Prove that√3 is an irrational number and hence prove that 2+√3 is also an irrational number.
Answers
Let us assume that √3 is a rational number
So,
√3=a/b
by cross cut the common numbers we got
√3=p/q
so here p and q co-prime
q√3=p
sq. both the sides
3q²=p²..........(1)
As 3 divides p²
so it is also divides p
now
p=3c
for c is any integer
now by sq.both the sides
p²=9c²
from (1)
3q²=9c²
q²=3c²
As 3 divides q²
so it is also divides q
Now 3 is divided by p and q both but we assume that they are co-prime
this had arise a condradiction because our intial assumption is wrong that √3 is rational so √3 is irrational
In second part
take
2+√3=p/q
√3=(p/q)+2
√3=(p+2q)/q
by cross cuit the common numbers we got
√3=a/b
and then follow the above steps
and if it is low number question then you cqan directly state that √3 is irrational
HOPE ITS HELPFUL
Answer:
Let us assume that √3 is a rational number.
then, as we know a rational number should be in the form of p/q
where p and q are co- prime number.
So,
√3 = p/q { where p and q are co- prime}
√3q = p
Now, by squaring both the side
we get,
(√3q)² = p²
3q² = p² ........ ( i )
So,
if 3 is the factor of p²
then, 3 is also a factor of p ..... ( ii )

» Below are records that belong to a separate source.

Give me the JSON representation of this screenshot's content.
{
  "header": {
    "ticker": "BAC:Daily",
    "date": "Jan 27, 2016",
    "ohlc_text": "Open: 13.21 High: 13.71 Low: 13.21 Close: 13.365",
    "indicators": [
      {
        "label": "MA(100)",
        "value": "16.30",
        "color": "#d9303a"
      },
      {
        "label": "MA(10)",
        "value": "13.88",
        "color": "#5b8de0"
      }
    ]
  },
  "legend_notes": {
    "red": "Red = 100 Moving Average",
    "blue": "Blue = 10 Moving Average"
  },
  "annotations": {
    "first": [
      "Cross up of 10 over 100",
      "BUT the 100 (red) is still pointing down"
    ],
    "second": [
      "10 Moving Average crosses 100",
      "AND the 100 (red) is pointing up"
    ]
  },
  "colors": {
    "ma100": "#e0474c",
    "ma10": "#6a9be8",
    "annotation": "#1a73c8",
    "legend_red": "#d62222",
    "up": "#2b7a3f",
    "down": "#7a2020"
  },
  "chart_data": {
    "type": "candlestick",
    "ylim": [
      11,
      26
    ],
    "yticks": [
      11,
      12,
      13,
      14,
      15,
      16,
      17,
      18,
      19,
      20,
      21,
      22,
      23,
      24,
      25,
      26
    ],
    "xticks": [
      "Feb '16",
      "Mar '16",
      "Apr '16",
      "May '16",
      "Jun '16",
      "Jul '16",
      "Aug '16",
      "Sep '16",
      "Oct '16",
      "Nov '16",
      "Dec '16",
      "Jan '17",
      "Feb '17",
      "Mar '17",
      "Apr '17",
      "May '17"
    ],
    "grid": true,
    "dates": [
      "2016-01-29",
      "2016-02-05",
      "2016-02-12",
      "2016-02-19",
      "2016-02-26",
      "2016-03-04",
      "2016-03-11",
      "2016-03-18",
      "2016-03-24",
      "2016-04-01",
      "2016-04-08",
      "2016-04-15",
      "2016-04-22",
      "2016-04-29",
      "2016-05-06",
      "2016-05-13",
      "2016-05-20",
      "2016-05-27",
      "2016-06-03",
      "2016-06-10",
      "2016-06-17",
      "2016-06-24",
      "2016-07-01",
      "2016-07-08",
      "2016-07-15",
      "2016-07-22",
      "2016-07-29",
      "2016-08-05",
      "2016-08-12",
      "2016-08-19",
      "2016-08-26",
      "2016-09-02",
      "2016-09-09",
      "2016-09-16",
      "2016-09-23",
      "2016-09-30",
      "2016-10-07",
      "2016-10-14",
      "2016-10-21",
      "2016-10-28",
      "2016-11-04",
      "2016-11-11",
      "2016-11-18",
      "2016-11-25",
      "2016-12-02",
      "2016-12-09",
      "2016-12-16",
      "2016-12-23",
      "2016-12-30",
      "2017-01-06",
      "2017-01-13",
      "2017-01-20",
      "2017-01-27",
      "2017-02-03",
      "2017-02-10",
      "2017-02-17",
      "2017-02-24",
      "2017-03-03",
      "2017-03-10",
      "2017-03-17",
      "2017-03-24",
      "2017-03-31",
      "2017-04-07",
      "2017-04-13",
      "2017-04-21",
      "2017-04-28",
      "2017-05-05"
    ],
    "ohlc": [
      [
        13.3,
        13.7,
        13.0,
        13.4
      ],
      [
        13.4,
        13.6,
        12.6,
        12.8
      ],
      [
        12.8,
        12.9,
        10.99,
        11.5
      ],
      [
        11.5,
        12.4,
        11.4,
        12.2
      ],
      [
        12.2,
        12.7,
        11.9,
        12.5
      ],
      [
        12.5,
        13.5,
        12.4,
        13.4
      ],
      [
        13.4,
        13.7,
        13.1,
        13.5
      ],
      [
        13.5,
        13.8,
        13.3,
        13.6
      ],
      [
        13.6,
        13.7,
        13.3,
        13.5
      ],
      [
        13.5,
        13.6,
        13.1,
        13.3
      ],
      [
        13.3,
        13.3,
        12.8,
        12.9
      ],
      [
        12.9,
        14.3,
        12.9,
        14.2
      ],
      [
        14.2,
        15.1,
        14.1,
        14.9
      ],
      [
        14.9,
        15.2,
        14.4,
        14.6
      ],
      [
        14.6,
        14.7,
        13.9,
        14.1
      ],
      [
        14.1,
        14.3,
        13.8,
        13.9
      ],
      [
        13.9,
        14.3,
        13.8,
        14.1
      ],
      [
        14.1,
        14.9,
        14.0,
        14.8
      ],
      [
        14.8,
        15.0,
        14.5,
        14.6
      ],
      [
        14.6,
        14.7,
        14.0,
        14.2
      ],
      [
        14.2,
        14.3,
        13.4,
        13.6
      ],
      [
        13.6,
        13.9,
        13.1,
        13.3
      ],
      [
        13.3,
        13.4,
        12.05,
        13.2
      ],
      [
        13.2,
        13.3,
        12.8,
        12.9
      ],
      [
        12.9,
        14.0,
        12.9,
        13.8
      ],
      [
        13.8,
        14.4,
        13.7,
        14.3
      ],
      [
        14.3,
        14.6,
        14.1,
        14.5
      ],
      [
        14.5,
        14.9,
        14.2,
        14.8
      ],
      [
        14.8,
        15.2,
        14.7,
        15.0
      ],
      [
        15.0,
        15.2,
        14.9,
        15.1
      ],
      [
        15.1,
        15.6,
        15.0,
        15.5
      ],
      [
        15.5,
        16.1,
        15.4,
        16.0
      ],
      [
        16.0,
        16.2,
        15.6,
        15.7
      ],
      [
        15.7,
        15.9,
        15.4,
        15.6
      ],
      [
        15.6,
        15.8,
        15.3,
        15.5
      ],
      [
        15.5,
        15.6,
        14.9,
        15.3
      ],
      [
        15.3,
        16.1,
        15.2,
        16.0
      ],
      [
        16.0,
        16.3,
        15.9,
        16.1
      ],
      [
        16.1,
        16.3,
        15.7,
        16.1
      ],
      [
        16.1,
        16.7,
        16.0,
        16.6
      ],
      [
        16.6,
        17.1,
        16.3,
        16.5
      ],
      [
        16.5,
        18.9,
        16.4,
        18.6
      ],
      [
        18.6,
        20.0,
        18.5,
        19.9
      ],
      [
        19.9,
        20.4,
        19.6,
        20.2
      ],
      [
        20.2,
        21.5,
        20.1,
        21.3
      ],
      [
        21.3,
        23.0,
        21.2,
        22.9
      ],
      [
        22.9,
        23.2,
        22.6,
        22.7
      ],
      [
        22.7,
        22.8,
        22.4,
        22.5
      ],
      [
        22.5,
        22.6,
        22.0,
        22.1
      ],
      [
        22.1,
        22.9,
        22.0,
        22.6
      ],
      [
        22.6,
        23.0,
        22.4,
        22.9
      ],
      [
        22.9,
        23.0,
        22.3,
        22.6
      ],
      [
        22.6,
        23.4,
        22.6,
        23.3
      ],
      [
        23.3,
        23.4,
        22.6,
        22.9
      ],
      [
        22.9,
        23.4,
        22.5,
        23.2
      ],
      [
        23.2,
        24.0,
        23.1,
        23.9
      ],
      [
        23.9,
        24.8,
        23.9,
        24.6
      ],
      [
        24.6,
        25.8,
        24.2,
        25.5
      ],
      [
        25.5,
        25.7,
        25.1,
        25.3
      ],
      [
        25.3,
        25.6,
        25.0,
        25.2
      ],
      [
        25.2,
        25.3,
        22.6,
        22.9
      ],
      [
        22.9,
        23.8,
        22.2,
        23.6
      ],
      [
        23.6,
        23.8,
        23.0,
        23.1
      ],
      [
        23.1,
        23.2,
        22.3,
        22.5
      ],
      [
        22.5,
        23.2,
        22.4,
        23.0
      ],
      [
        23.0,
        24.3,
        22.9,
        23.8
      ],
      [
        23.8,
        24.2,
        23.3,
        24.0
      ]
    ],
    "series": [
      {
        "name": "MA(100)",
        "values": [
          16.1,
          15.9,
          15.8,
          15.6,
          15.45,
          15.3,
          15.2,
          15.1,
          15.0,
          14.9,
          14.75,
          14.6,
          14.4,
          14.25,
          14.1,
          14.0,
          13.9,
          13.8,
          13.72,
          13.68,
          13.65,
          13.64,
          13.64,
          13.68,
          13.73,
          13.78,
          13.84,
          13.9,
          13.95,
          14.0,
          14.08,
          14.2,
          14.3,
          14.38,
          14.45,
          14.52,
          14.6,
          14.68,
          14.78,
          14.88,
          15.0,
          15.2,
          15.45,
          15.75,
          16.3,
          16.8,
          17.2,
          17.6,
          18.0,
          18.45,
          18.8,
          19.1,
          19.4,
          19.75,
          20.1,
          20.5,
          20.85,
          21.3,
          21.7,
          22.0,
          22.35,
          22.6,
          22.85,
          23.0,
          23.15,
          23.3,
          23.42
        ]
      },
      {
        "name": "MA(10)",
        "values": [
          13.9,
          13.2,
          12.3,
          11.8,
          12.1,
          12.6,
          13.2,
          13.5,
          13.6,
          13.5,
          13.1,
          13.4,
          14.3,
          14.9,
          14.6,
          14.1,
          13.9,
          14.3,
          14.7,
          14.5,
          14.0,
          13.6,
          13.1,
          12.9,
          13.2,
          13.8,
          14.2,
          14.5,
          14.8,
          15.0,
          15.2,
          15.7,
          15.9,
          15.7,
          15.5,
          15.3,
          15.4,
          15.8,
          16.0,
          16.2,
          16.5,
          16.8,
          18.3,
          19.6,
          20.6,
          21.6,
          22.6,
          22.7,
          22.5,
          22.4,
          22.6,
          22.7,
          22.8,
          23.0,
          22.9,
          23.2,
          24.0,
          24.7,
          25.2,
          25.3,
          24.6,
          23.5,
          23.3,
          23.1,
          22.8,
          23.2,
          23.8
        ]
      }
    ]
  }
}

=> Let p = 3m { where m is any integer }
squaring both sides
p² = (3m)²
p² = 9m²
putting the value of p² in equation ( i )
3q² = p²
3q² = 9m²
q² = 3m²
So,
if 3 is factor of q²
then, 3 is also factor of q
Since
3 is factor of p & q both
So, our assumption that p & q are co- prime is wrong
hence,. √3 is an irrational number